Herbivory prevents positive responses of lowland plants to warmer and more fertile conditions at high altitudes

Authors

  • Elina Kaarlejärvi,

    1. Department of Ecology and Environmental Sciences, Umeå University, Umeå, Sweden
    Search for more papers by this author
  • Anu Eskelinen,

    Corresponding author
    1. Department of Biology, University of Oulu, Oulu, Finland
    2. Department of Environmental Science and Policy, University of California Davis, Davis, CA, USA
    • Department of Ecology and Environmental Sciences, Umeå University, Umeå, Sweden
    Search for more papers by this author
  • Johan Olofsson

    1. Department of Ecology and Environmental Sciences, Umeå University, Umeå, Sweden
    Search for more papers by this author

Correspondence author. E-mail: ameskelinen@ucdavis.edu

Summary

  1. Warm-adapted low elevation plants are expected to exhibit considerable range shifts to higher altitudes and latitudes as a result of climate warming and increased nutrient loads.

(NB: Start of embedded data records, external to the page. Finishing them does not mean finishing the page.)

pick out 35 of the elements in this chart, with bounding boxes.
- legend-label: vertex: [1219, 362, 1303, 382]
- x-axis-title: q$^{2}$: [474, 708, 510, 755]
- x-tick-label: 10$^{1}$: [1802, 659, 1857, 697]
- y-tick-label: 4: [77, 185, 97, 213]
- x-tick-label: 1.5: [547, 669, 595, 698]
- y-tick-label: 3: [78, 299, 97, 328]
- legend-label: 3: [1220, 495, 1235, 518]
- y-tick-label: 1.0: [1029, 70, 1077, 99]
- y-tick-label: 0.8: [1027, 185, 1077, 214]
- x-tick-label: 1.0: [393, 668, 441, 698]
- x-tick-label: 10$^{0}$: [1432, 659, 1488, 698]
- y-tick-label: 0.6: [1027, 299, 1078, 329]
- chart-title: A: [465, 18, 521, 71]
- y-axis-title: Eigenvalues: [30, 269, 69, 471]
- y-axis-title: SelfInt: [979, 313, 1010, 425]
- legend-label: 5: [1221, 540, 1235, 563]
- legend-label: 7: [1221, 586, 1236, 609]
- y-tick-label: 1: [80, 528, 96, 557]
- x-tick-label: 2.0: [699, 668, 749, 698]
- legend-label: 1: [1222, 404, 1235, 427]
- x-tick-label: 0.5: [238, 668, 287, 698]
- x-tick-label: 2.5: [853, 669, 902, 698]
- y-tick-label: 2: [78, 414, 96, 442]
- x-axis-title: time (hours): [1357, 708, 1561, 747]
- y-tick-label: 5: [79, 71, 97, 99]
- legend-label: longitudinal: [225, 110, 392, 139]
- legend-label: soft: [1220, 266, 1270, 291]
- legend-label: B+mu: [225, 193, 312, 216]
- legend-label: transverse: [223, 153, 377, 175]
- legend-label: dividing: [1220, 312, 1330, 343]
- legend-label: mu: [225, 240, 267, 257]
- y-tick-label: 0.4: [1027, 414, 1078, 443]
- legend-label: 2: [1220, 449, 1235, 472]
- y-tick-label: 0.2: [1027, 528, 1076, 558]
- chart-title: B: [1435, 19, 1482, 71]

However, empirical studies show that the magnitude and direction of plant responses are highly species- and site-specific, suggesting that several additional drivers interact with warmer climate.
  2. We experimentally tested the interactive effects of climate warming, mammalian herbivory and soil fertility on low elevation plants. Seedlings of three warm-adapted lowland forbs (Epilobium angustifolium, Silene dioica and Solidago virgaurea) were transplanted to an open tundra site with native mountain tundra vegetation, and the effects of full factorial combinations of herbivore exclosures, warming and fertilization on transplant survival, growth and flowering were studied for two growing seasons. We also investigated the response of native vegetation biomass to the same treatments and compared it with the responses of transplanted lowland forbs.
  3. Effects of both warming and fertilization on the transplanted lowland forbs strongly hinged on herbivore exclusion, resulting in 2–13-fold increase in biomass in warmed and fertilized plots without herbivores compared with warmed and fertilized plots with herbivores present, the magnitude depending on the species. While warm-adapted transplants benefited from warming, the native tundra plant community biomass did not respond to warming treatment.
  4. Our results show that grazing limits the growth of transplants under warmer and more productive conditions, indicating that the expansion of lowland plant species to higher altitudes with warming may be hampered by mammalian herbivory. Furthermore, our results also suggest that migration of warm-adapted species into lightly grazed high-altitude tundra ecosystems might transform these communities to be more responsive to warmer climate and nutrient loads. Studies that do not consider species' upward shifts from lower altitudes might thus have underestimated vegetation responses to global warming, as well as the potential of herbivory to influence these responses.